Uterus preserving surgery

Uterine compression sutures function in a manner similar to manual compression and are placed to prevent uterine relaxation due to the retained placenta [72]. Arterial occlusion (arterial ligation or balloon tamponade) is indicated for the management of bleeding. In some cases, a combination of both techniques was used [58]. Because we investigated uterus preserving techniques in which the placenta was left in situ, we limited uterus preserving surgery to hemostatic sutures, arterial ligation and balloon tamponade. Other surgical techniques focussing on resection of the invasive placentation are described [73]. In addition to technical advances in vascular control and tissue repair, these surgical resection techniques may contribute to future better uterus preserving surgical options.

Limitations

Due to the descriptive data, this review has a narrative character. The biggest limitation of descriptive data gathered from published case reports and series is that these data are subject to publication bias. The data may be misleading, giving uterus preserving treatment modalities a higher than true success rate. People tend to write up case reports of cases they did that went well; they are less likely to write up the case report about the patients who died or had major complications from uterus preserving treatment. Severe complications are prone to being underreported.

In addition, the cases are limited by the ability to fully determine correct documentation of correct pregnancy or long-term outcome/complications of these pregnancies. In most case reports, data are lacking, which make it difficult to draw conclusions.

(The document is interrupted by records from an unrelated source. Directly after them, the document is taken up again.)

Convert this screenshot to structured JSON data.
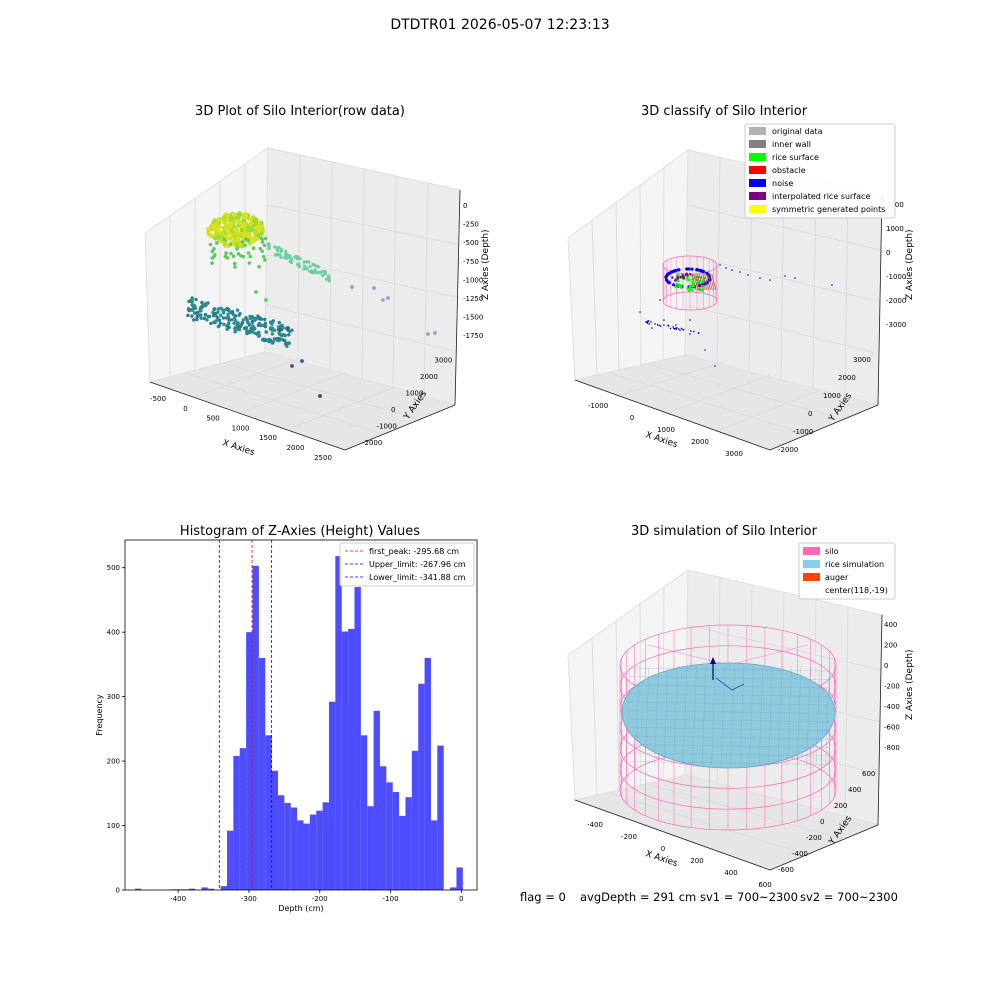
{
  "suptitle": "DTDTR01 2026-05-07 12:23:13",
  "panels": {
    "raw": {
      "title": "3D Plot of Silo Interior(row data)",
      "xlabel": "X Axies",
      "ylabel": "Y Axies",
      "zlabel": "Z Axies (Depth)",
      "xticks": [
        "-500",
        "0",
        "500",
        "1000",
        "1500",
        "2000",
        "2500"
      ],
      "yticks": [
        "-2000",
        "-1000",
        "0",
        "1000",
        "2000",
        "3000"
      ],
      "zticks": [
        "0",
        "-250",
        "-500",
        "-750",
        "-1000",
        "-1250",
        "-1500",
        "-1750"
      ]
    },
    "classify": {
      "title": "3D classify of Silo Interior",
      "xlabel": "X Axies",
      "ylabel": "Y Axies",
      "zlabel": "Z Axies (Depth)",
      "xticks": [
        "-1000",
        "0",
        "1000",
        "2000",
        "3000"
      ],
      "yticks": [
        "-2000",
        "-1000",
        "0",
        "1000",
        "2000",
        "3000"
      ],
      "zticks": [
        "2000",
        "1000",
        "0",
        "-1000",
        "-2000",
        "-3000"
      ],
      "legend": [
        {
          "label": "original data",
          "color": "#b3b3b3"
        },
        {
          "label": "inner wall",
          "color": "#808080"
        },
        {
          "label": "rice surface",
          "color": "#00ff00"
        },
        {
          "label": "obstacle",
          "color": "#ff0000"
        },
        {
          "label": "noise",
          "color": "#0000ff"
        },
        {
          "label": "interpolated rice surface",
          "color": "#800080"
        },
        {
          "label": "symmetric generated points",
          "color": "#ffff00"
        }
      ]
    },
    "simulation": {
      "title": "3D simulation of Silo Interior",
      "xlabel": "X Axies",
      "ylabel": "Y Axies",
      "zlabel": "Z Axies (Depth)",
      "xticks": [
        "-400",
        "-200",
        "0",
        "200",
        "400",
        "600"
      ],
      "yticks": [
        "-600",
        "-400",
        "-200",
        "0",
        "200",
        "400",
        "600"
      ],
      "zticks": [
        "400",
        "200",
        "0",
        "-200",
        "-400",
        "-600",
        "-800"
      ],
      "legend": [
        {
          "label": "silo",
          "color": "#ff69b4"
        },
        {
          "label": "rice simulation",
          "color": "#87ceeb"
        },
        {
          "label": "auger",
          "color": "#ff4500"
        },
        {
          "label": "center(118,-19)",
          "color": ""
        }
      ]
    }
  },
  "footer": {
    "flag": "flag = 0",
    "avg": "avgDepth = 291 cm",
    "sv1": "sv1 = 700~2300",
    "sv2": "sv2 = 700~2300"
  },
  "chart_data": {
    "type": "bar",
    "title": "Histogram of Z-Axies (Height) Values",
    "xlabel": "Depth (cm)",
    "ylabel": "Frequency",
    "xlim": [
      -475,
      22
    ],
    "ylim": [
      0,
      543
    ],
    "xticks": [
      -400,
      -300,
      -200,
      -100,
      0
    ],
    "yticks": [
      0,
      100,
      200,
      300,
      400,
      500
    ],
    "bar_color": "#4d4dff",
    "bins": [
      {
        "x0": -461,
        "x1": -452,
        "count": 2
      },
      {
        "x0": -412,
        "x1": -403,
        "count": 1
      },
      {
        "x0": -403,
        "x1": -394,
        "count": 1
      },
      {
        "x0": -394,
        "x1": -385,
        "count": 1
      },
      {
        "x0": -385,
        "x1": -376,
        "count": 2
      },
      {
        "x0": -367,
        "x1": -358,
        "count": 4
      },
      {
        "x0": -358,
        "x1": -349,
        "count": 2
      },
      {
        "x0": -340,
        "x1": -331,
        "count": 6
      },
      {
        "x0": -331,
        "x1": -322,
        "count": 92
      },
      {
        "x0": -322,
        "x1": -313,
        "count": 208
      },
      {
        "x0": -313,
        "x1": -304,
        "count": 220
      },
      {
        "x0": -304,
        "x1": -295,
        "count": 400
      },
      {
        "x0": -295,
        "x1": -286,
        "count": 503
      },
      {
        "x0": -286,
        "x1": -277,
        "count": 360
      },
      {
        "x0": -277,
        "x1": -268,
        "count": 240
      },
      {
        "x0": -268,
        "x1": -259,
        "count": 185
      },
      {
        "x0": -259,
        "x1": -250,
        "count": 147
      },
      {
        "x0": -250,
        "x1": -241,
        "count": 135
      },
      {
        "x0": -241,
        "x1": -232,
        "count": 128
      },
      {
        "x0": -232,
        "x1": -223,
        "count": 108
      },
      {
        "x0": -223,
        "x1": -214,
        "count": 103
      },
      {
        "x0": -214,
        "x1": -205,
        "count": 117
      },
      {
        "x0": -205,
        "x1": -196,
        "count": 123
      },
      {
        "x0": -196,
        "x1": -187,
        "count": 136
      },
      {
        "x0": -187,
        "x1": -178,
        "count": 292
      },
      {
        "x0": -178,
        "x1": -169,
        "count": 518
      },
      {
        "x0": -169,
        "x1": -160,
        "count": 401
      },
      {
        "x0": -160,
        "x1": -151,
        "count": 405
      },
      {
        "x0": -151,
        "x1": -142,
        "count": 470
      },
      {
        "x0": -142,
        "x1": -133,
        "count": 240
      },
      {
        "x0": -133,
        "x1": -124,
        "count": 130
      },
      {
        "x0": -124,
        "x1": -115,
        "count": 278
      },
      {
        "x0": -115,
        "x1": -106,
        "count": 192
      },
      {
        "x0": -106,
        "x1": -97,
        "count": 167
      },
      {
        "x0": -97,
        "x1": -88,
        "count": 152
      },
      {
        "x0": -88,
        "x1": -79,
        "count": 115
      },
      {
        "x0": -79,
        "x1": -70,
        "count": 144
      },
      {
        "x0": -70,
        "x1": -61,
        "count": 216
      },
      {
        "x0": -61,
        "x1": -52,
        "count": 320
      },
      {
        "x0": -52,
        "x1": -43,
        "count": 360
      },
      {
        "x0": -43,
        "x1": -34,
        "count": 108
      },
      {
        "x0": -34,
        "x1": -25,
        "count": 224
      },
      {
        "x0": -16,
        "x1": -7,
        "count": 4
      },
      {
        "x0": -7,
        "x1": 2,
        "count": 35
      }
    ],
    "vlines": [
      {
        "name": "first_peak: -295.68 cm",
        "x": -295.68,
        "color": "#ff0000"
      },
      {
        "name": "Upper_limit: -267.96 cm",
        "x": -267.96,
        "color": "#0000ff"
      },
      {
        "name": "Lower_limit: -341.88 cm",
        "x": -341.88,
        "color": "#0000ff"
      }
    ],
    "legend_position": "upper right"
  }
}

Furthermore, categorizing each case specifically based upon the type of uterus preserving treatment modality is difficult since there are varying degrees of placental attachment abnormalities and varying amounts of the placenta which adhere abnormally to the uterus. The uterine preserving treatment modality is a surgical decision based upon particular characteristics of the problem and the expertise of the surgeon. The choice of uterus preserving treatment modality is intricately linked with the degree of placental volume involved. Specific uterus preserving treatment modalities may have the best outcome because the volume of placental involvement is less. Bad outcomes may be employed in large volume placental involvement. The results may simply be a function of disease severity.

However, evaluation of uterus preserving treatment is important and of great clinical use because of the possibility of a subsequent pregnancy. Large-scale studies are required using prospective and repeated measure designs to further evaluate the safety, efficacy and fertility effects.

Conclusion

This review indicates that different uterus preserving treatment modalities may be effective in managing invasive placentation. Despite the extensive review of the literature, no conclusions about the superiority of any modality can be drawn.